12 x 9 soft pastels on Art Spectrum Colourfix
by Miki Willa
This morning, I was reading about an artist who recently had paintings that were not accepted into a juried show. After seeing her paintings, I really don't know why. It got me to thinking again about what juried shows mean and why they are or are not important to me. I have had pieces selected for shows, and rejected. In all cases, I would like to have known why.
Recently, I had the opportunity to talk to the artist who rejected my favorite piece for a show. We didn't talk about that piece, but jurying shows in general. This artist said all shows are different based on who is sponsoring them. He eluded to the fact that occasionally, gentle pressure was applied to make sure certain people got pieces in, and even won prizes. This was not often the case, but did happen. He also said that sponsoring groups often give thematic directions, ie. "We don't want anything with flowers." After our talk, I had an entirely different outlook about juried shows.
Every juror has his/her own likes and dislikes, just like every artist and patron. Every juror has a comfort zone. I would have difficulty making decisions about abstracts because I don't know the genre well enough. Then, there is the fact that environments affect what we think and feel. I suppose that when a show is juried with digital images or slides, this has less of an impact than if the juror is in a crummy hotel and the breakfast was a horror.
Having said all this, I want to get back to my stated topic - The Art of Rejection. It is perfectly normal to feel defeated and sad when a piece you really like doesn't get accepted into a show. After all, you wouldn't have entered the piece if you didn't think it was good enough. The art comes in what you do after you get the news. I was part of a show committee one year and watched an artist become very unpleasant when her painting was not accepted. She was very loud and called the juror some very unkind names. Unfortunately, the juror was still in the room. My rejected piece was next to hers in the pick-up area. I think I handled it better. I went out and sold the piece a few weeks later. By that time, I was experienced in the art of rejection. I knew that my piece was one that someone would like because I really painted it for people like me who like old fashioned landscapes. This juror did not like that genre.
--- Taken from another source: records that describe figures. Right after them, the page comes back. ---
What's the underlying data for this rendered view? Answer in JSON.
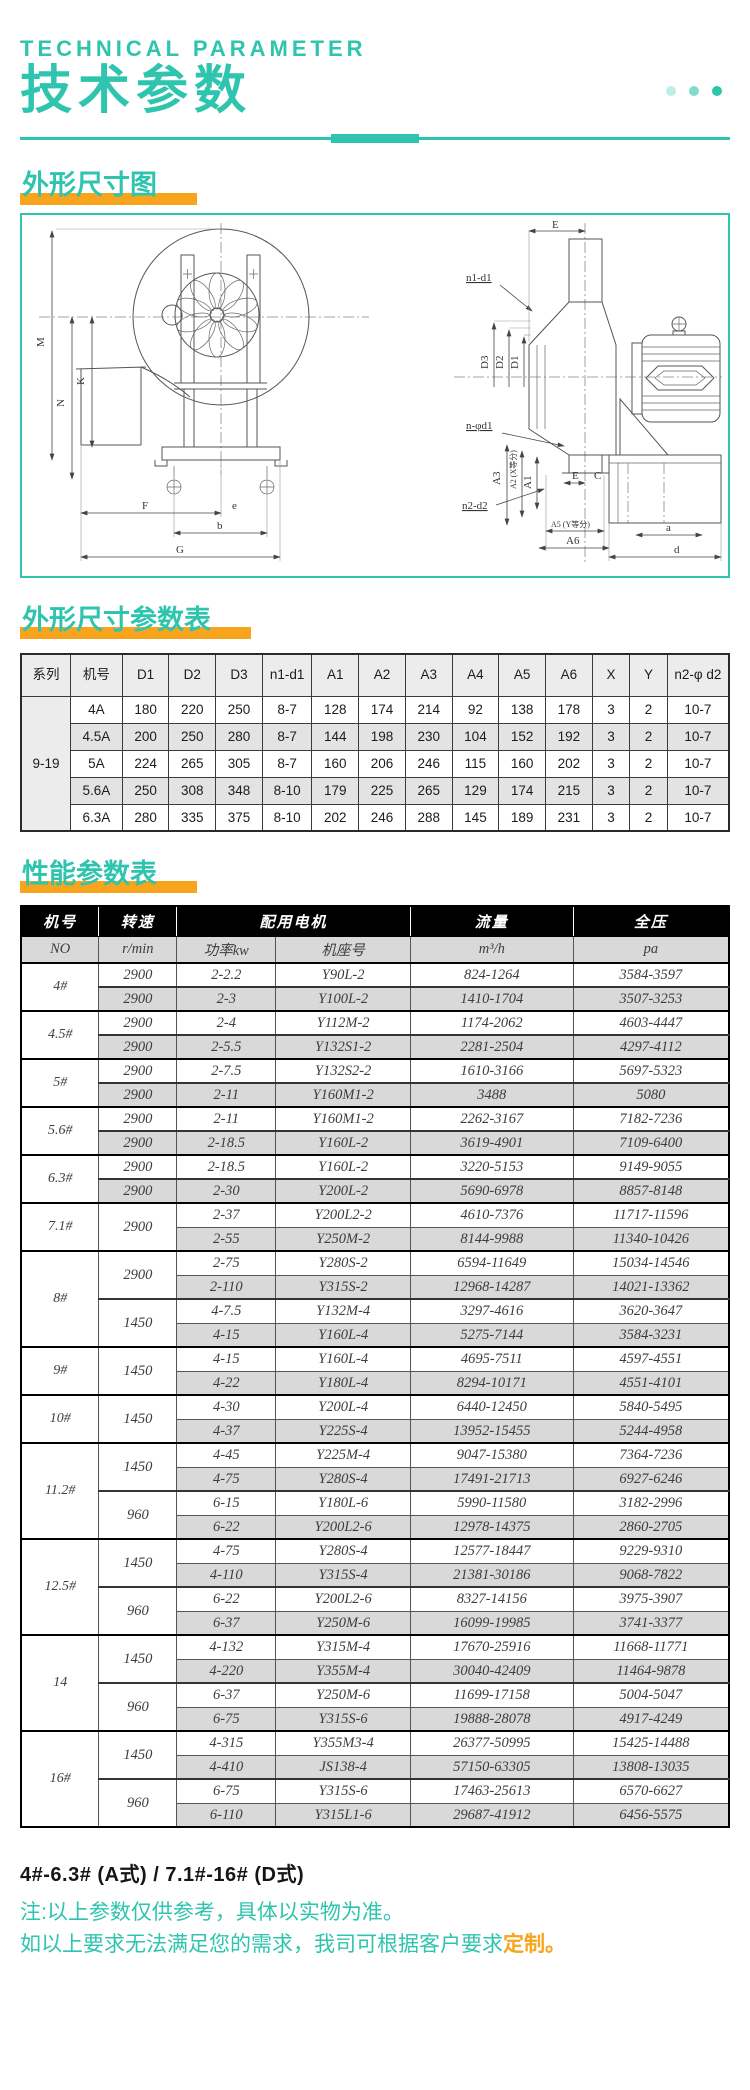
{
  "header": {
    "subtitle": "TECHNICAL PARAMETER",
    "title": "技术参数"
  },
  "sections": {
    "outline_drawing": "外形尺寸图",
    "outline_table": "外形尺寸参数表",
    "performance_table": "性能参数表"
  },
  "diagram": {
    "left": {
      "m": "M",
      "k": "K",
      "n": "N",
      "f": "F",
      "e": "e",
      "b": "b",
      "g": "G"
    },
    "right": {
      "e_top": "E",
      "n1d1": "n1-d1",
      "d3": "D3",
      "d2": "D2",
      "d1": "D1",
      "n_d1": "n-φd1",
      "a3": "A3",
      "a2": "A2 (X等分)",
      "a1": "A1",
      "e2": "E",
      "c": "C",
      "n2d2": "n2-d2",
      "a5": "A5 (Y等分)",
      "a6": "A6",
      "a": "a",
      "d": "d"
    }
  },
  "dim_table": {
    "headers": [
      "系列",
      "机号",
      "D1",
      "D2",
      "D3",
      "n1-d1",
      "A1",
      "A2",
      "A3",
      "A4",
      "A5",
      "A6",
      "X",
      "Y",
      "n2-φ d2"
    ],
    "series": "9-19",
    "rows": [
      [
        "4A",
        "180",
        "220",
        "250",
        "8-7",
        "128",
        "174",
        "214",
        "92",
        "138",
        "178",
        "3",
        "2",
        "10-7"
      ],
      [
        "4.5A",
        "200",
        "250",
        "280",
        "8-7",
        "144",
        "198",
        "230",
        "104",
        "152",
        "192",
        "3",
        "2",
        "10-7"
      ],
      [
        "5A",
        "224",
        "265",
        "305",
        "8-7",
        "160",
        "206",
        "246",
        "115",
        "160",
        "202",
        "3",
        "2",
        "10-7"
      ],
      [
        "5.6A",
        "250",
        "308",
        "348",
        "8-10",
        "179",
        "225",
        "265",
        "129",
        "174",
        "215",
        "3",
        "2",
        "10-7"
      ],
      [
        "6.3A",
        "280",
        "335",
        "375",
        "8-10",
        "202",
        "246",
        "288",
        "145",
        "189",
        "231",
        "3",
        "2",
        "10-7"
      ]
    ]
  },
  "perf_table": {
    "group_headers": [
      "机号",
      "转速",
      "配用电机",
      "流量",
      "全压"
    ],
    "subheaders": [
      "NO",
      "r/min",
      "功率kw",
      "机座号",
      "m³/h",
      "pa"
    ],
    "groups": [
      {
        "no": "4#",
        "blocks": [
          {
            "speed": "2900",
            "rows": [
              [
                "2-2.2",
                "Y90L-2",
                "824-1264",
                "3584-3597"
              ]
            ]
          },
          {
            "speed": "2900",
            "rows": [
              [
                "2-3",
                "Y100L-2",
                "1410-1704",
                "3507-3253"
              ]
            ]
          }
        ]
      },
      {
        "no": "4.5#",
        "blocks": [
          {
            "speed": "2900",
            "rows": [
              [
                "2-4",
                "Y112M-2",
                "1174-2062",
                "4603-4447"
              ]
            ]
          },
          {
            "speed": "2900",
            "rows": [
              [
                "2-5.5",
                "Y132S1-2",
                "2281-2504",
                "4297-4112"
              ]
            ]
          }
        ]
      },
      {
        "no": "5#",
        "blocks": [
          {
            "speed": "2900",
            "rows": [
              [
                "2-7.5",
                "Y132S2-2",
                "1610-3166",
                "5697-5323"
              ]
            ]
          },
          {
            "speed": "2900",
            "rows": [
              [
                "2-11",
                "Y160M1-2",
                "3488",
                "5080"
              ]
            ]
          }
        ]
      },
      {
        "no": "5.6#",
        "blocks": [
          {
            "speed": "2900",
            "rows": [
              [
                "2-11",
                "Y160M1-2",
                "2262-3167",
                "7182-7236"
              ]
            ]
          },
          {
            "speed": "2900",
            "rows": [
              [
                "2-18.5",
                "Y160L-2",
                "3619-4901",
                "7109-6400"
              ]
            ]
          }
        ]
      },
      {
        "no": "6.3#",
        "blocks": [
          {
            "speed": "2900",
            "rows": [
              [
                "2-18.5",
                "Y160L-2",
                "3220-5153",
                "9149-9055"
              ]
            ]
          },
          {
            "speed": "2900",
            "rows": [
              [
                "2-30",
                "Y200L-2",
                "5690-6978",
                "8857-8148"
              ]
            ]
          }
        ]
      },
      {
        "no": "7.1#",
        "blocks": [
          {
            "speed": "2900",
            "rows": [
              [
                "2-37",
                "Y200L2-2",
                "4610-7376",
                "11717-11596"
              ],
              [
                "2-55",
                "Y250M-2",
                "8144-9988",
                "11340-10426"
              ]
            ]
          }
        ]
      },
      {
        "no": "8#",
        "blocks": [
          {
            "speed": "2900",
            "rows": [
              [
                "2-75",
                "Y280S-2",
                "6594-11649",
                "15034-14546"
              ],
              [
                "2-110",
                "Y315S-2",
                "12968-14287",
                "14021-13362"
              ]
            ]
          },
          {
            "speed": "1450",
            "rows": [
              [
                "4-7.5",
                "Y132M-4",
                "3297-4616",
                "3620-3647"
              ],
              [
                "4-15",
                "Y160L-4",
                "5275-7144",
                "3584-3231"
              ]
            ]
          }
        ]
      },
      {
        "no": "9#",
        "blocks": [
          {
            "speed": "1450",
            "rows": [
              [
                "4-15",
                "Y160L-4",
                "4695-7511",
                "4597-4551"
              ],
              [
                "4-22",
                "Y180L-4",
                "8294-10171",
                "4551-4101"
              ]
            ]
          }
        ]
      },
      {
        "no": "10#",
        "blocks": [
          {
            "speed": "1450",
            "rows": [
              [
                "4-30",
                "Y200L-4",
                "6440-12450",
                "5840-5495"
              ],
              [
                "4-37",
                "Y225S-4",
                "13952-15455",
                "5244-4958"
              ]
            ]
          }
        ]
      },
      {
        "no": "11.2#",
        "blocks": [
          {
            "speed": "1450",
            "rows": [
              [
                "4-45",
                "Y225M-4",
                "9047-15380",
                "7364-7236"
              ],
              [
                "4-75",
                "Y280S-4",
                "17491-21713",
                "6927-6246"
              ]
            ]
          },
          {
            "speed": "960",
            "rows": [
              [
                "6-15",
                "Y180L-6",
                "5990-11580",
                "3182-2996"
              ],
              [
                "6-22",
                "Y200L2-6",
                "12978-14375",
                "2860-2705"
              ]
            ]
          }
        ]
      },
      {
        "no": "12.5#",
        "blocks": [
          {
            "speed": "1450",
            "rows": [
              [
                "4-75",
                "Y280S-4",
                "12577-18447",
                "9229-9310"
              ],
              [
                "4-110",
                "Y315S-4",
                "21381-30186",
                "9068-7822"
              ]
            ]
          },
          {
            "speed": "960",
            "rows": [
              [
                "6-22",
                "Y200L2-6",
                "8327-14156",
                "3975-3907"
              ],
              [
                "6-37",
                "Y250M-6",
                "16099-19985",
                "3741-3377"
              ]
            ]
          }
        ]
      },
      {
        "no": "14",
        "blocks": [
          {
            "speed": "1450",
            "rows": [
              [
                "4-132",
                "Y315M-4",
                "17670-25916",
                "11668-11771"
              ],
              [
                "4-220",
                "Y355M-4",
                "30040-42409",
                "11464-9878"
              ]
            ]
          },
          {
            "speed": "960",
            "rows": [
              [
                "6-37",
                "Y250M-6",
                "11699-17158",
                "5004-5047"
              ],
              [
                "6-75",
                "Y315S-6",
                "19888-28078",
                "4917-4249"
              ]
            ]
          }
        ]
      },
      {
        "no": "16#",
        "blocks": [
          {
            "speed": "1450",
            "rows": [
              [
                "4-315",
                "Y355M3-4",
                "26377-50995",
                "15425-14488"
              ],
              [
                "4-410",
                "JS138-4",
                "57150-63305",
                "13808-13035"
              ]
            ]
          },
          {
            "speed": "960",
            "rows": [
              [
                "6-75",
                "Y315S-6",
                "17463-25613",
                "6570-6627"
              ],
              [
                "6-110",
                "Y315L1-6",
                "29687-41912",
                "6456-5575"
              ]
            ]
          }
        ]
      }
    ]
  },
  "footer": {
    "models": "4#-6.3# (A式) / 7.1#-16# (D式)",
    "note1": "注:以上参数仅供参考，具体以实物为准。",
    "note2_prefix": "如以上要求无法满足您的需求，我司可根据客户要求",
    "note2_highlight": "定制",
    "note2_suffix": "。"
  }
}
I think that is the real secret. Paint what you like. I have decided that I am not going to paint for a juror, a society, a group who says it must be done a certain way, or public praise. If I paint what I like, and use my best skills and techniques, then if I enter a show, and that painting is not accepted, I will still be sad, but I will have a good painting that I know will find a better home some day.
Today's painting is from our Oregon Coast trip. I took a series of photos by the Yaquina Head Lighthouse. I really like the romance of the lone tree. (And yes, I think barns are romantic, too.) I was trying for an Asian look with a feeling of mystery. My husband thinks I was successful with the mystery. This painting took me a couple of days of looking at it. For the tree, I did a complementary under painting in orange. The trunk started off purple, but doesn't look this purple in real life any more.